Ideally, Offit said, a coronavirus vaccine will be able to prevent infections in 70% to 80% of the people who get it. But a lower threshold has been beneficial in other infectious diseases. “The current flu vaccine is 50% effective,” he said. “But it’s a virus that will kill 40,000 to 50,000 people a year in the United States so even 50% has value.”
Orenstein offered a similar threshold. “Any vaccine that has reasonable efficacy, say 50% or higher, would be beneficial, and a lot of people might say lower than that.”

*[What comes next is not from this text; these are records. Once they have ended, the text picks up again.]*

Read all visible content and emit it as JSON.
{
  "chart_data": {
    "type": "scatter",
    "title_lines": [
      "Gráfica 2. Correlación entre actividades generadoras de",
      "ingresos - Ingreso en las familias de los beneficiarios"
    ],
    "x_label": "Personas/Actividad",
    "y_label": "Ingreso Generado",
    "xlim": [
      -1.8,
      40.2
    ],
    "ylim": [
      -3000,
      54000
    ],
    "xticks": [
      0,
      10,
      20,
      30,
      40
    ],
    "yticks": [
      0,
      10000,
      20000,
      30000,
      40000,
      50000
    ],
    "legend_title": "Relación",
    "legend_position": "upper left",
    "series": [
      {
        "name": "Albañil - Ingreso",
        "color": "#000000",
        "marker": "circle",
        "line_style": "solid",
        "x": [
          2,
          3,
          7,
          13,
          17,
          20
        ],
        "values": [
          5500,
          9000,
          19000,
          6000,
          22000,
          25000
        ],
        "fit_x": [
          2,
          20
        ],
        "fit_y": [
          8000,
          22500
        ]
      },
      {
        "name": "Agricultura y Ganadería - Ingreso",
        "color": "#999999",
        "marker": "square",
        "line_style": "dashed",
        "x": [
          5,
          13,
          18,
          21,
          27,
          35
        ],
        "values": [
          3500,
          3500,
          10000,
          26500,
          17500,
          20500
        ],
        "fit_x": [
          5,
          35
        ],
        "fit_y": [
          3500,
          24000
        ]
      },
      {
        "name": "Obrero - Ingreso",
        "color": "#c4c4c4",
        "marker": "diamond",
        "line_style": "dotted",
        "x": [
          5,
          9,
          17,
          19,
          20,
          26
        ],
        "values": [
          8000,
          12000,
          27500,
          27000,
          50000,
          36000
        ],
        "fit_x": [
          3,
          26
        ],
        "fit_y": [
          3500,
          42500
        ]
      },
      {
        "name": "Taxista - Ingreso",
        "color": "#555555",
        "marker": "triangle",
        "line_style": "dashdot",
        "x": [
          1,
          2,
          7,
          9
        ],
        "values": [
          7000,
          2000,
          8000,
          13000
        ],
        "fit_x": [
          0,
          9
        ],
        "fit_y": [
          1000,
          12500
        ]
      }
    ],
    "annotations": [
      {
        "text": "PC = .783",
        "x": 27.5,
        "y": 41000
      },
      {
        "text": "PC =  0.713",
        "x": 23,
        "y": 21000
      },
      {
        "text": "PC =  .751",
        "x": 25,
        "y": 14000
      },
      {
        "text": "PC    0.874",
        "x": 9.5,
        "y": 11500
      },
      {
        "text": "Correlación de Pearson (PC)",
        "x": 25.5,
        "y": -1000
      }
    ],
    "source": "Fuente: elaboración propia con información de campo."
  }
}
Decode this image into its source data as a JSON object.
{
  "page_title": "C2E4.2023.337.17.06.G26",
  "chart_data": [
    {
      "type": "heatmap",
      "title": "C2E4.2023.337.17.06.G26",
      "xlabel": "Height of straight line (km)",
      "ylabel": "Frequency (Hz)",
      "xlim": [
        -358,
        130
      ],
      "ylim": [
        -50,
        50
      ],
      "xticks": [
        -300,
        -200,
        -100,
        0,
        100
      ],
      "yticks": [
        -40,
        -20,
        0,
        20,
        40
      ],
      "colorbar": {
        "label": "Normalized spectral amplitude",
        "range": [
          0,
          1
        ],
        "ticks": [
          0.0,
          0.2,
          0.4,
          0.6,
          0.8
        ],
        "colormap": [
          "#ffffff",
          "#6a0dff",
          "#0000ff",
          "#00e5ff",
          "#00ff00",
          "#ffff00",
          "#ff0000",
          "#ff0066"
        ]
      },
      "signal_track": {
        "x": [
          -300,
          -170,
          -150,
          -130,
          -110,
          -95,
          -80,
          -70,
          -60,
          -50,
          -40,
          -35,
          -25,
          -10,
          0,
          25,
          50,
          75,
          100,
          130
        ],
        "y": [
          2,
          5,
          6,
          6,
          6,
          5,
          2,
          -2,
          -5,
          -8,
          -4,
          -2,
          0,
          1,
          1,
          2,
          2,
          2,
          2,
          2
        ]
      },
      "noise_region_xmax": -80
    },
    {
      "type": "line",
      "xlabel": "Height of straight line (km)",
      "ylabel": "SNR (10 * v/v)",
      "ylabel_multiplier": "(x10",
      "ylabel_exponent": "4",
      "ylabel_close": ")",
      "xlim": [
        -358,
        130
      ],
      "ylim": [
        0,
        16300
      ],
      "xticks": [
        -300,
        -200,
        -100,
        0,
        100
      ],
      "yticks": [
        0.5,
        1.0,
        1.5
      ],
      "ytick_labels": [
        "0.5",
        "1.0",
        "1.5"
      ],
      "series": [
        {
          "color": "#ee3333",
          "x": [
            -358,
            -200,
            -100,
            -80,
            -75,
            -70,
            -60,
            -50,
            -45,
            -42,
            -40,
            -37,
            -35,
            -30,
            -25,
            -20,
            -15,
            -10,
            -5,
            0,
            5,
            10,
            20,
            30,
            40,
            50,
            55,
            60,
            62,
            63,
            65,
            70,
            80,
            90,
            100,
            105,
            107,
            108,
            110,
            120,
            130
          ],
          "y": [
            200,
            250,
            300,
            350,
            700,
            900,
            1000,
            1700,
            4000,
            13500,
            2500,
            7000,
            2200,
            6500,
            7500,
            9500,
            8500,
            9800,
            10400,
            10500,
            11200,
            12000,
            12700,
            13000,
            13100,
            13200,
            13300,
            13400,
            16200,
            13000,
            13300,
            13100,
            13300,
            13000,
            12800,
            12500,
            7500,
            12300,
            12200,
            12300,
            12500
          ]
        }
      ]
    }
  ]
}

The magnitude of a vaccine’s benefit, of course, would also depend on how many get vaccinated. Some people in the U.S. already refuse vaccinations with products that have decades of proof behind them. How will the population respond to a vaccine without nearly the same track record? Porges noted, for example, that a vaccine that is 50% effective and used by 70% of the people would only grant vaccine-induced immunity to 35% of the population.
Orenstein, though, believes the public will be eager to get a vaccine.
“I think the demand will be great,” he said. “The bigger issues will be: What will the effectiveness of the vaccine candidates we have be; how many doses are they going to require; how long will immunity last; and how many doses will we have produced?”